FOR three days, last week, Vintage Press, the publishers of Bola Tinubu’s THE NATION newspapers, hosted a Legislative Summit on Regional Integration, in Ibadan, regional capital of the old Western Region of Nigeria. It brought legislators from the states that make up the Southwest of today’s Nigeria.The summit, predictably, ended by demanding for a new constitution, to reorder what it described as Nigeria’s “malfunctioning system”. In more ways than one, the three-day gathering offered us an aperture into the thought process of the most advanced segments of the politics of Yorubaland and a peek into their subtle and not too disguised agenda, in the contestation for Nigeria.

Of course, looming large on the entire roadshow, was the image of Bola Tinubu, whose newspaper not only organised the event, but who, in the past decade, has become the most important politician of the old West; he literally holds sole proprietorship of the politics of Western Nigeria!

Orchestra conductor

One of Tinubu’s main sidekicks, Rauf Aregbesola, the Osun state governor, became the central orchestra conductor in what was a well-choreographed display. Aregbesola, in obvious flight of exaggeration, described the conclave as “the most important gathering of the Southwest people in the post-Awolowo era (this afterall, is the era of Bola Tinubu, one could almost hear him say!)”. Aregbesola was then quoted by THE NATION newspaper, as having “directed that the printed Osun State anthem, crest and logo should be distributed to all participants”.

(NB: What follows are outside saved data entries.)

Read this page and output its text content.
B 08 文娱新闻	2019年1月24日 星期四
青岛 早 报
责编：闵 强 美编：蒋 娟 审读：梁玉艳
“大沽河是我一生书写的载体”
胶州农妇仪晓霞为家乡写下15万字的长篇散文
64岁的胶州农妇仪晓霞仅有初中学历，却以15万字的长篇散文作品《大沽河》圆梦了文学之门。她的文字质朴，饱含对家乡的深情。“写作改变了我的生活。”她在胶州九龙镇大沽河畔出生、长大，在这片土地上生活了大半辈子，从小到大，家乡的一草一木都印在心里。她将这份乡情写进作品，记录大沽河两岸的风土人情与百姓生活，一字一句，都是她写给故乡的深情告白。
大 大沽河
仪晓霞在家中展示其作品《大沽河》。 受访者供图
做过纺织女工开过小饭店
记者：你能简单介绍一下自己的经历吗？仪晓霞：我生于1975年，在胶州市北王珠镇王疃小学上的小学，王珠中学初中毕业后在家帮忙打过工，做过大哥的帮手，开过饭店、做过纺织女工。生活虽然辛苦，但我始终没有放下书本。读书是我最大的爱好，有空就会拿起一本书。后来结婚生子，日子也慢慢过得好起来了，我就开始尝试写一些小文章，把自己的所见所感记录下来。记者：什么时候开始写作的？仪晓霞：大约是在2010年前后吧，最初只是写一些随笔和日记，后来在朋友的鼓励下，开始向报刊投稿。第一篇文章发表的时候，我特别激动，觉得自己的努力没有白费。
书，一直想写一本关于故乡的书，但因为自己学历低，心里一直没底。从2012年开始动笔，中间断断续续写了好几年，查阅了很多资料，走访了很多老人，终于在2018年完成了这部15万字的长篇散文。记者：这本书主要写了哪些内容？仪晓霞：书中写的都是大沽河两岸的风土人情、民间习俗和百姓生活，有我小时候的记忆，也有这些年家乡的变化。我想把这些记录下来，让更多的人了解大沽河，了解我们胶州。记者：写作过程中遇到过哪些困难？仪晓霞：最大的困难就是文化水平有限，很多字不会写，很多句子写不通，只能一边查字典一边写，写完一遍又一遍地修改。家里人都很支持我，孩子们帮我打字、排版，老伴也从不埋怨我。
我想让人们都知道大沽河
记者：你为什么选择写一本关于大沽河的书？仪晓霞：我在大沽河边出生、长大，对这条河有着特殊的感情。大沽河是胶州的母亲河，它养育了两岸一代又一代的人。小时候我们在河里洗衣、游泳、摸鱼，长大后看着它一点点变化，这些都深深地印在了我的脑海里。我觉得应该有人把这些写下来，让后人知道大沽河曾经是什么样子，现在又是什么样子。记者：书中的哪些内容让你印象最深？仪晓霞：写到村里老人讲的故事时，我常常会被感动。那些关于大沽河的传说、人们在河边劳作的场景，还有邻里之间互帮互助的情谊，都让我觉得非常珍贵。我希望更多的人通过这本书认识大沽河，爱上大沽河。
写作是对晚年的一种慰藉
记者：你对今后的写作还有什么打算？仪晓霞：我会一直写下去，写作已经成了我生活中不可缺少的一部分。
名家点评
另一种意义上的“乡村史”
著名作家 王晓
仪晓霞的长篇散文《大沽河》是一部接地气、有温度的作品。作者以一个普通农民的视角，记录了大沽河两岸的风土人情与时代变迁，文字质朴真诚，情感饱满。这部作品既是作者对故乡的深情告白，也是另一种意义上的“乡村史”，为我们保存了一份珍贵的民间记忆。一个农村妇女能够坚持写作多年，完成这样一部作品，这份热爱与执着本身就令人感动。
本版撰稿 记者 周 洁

That was no Freudian slip, but a piece in an elaborate political jigsaw, because the Deputy Speaker of the Ekiti State House of Assembly, Adetunji Orisalade, also moved a motion “for the adoption of Osun State Anthem as the regional anthem”. Orisalade went further: “The time to start integration is now. I move that we start the integration by adopting the Osun State Anthem as the Yoruba anthem, so that our children should recite it in our schools”.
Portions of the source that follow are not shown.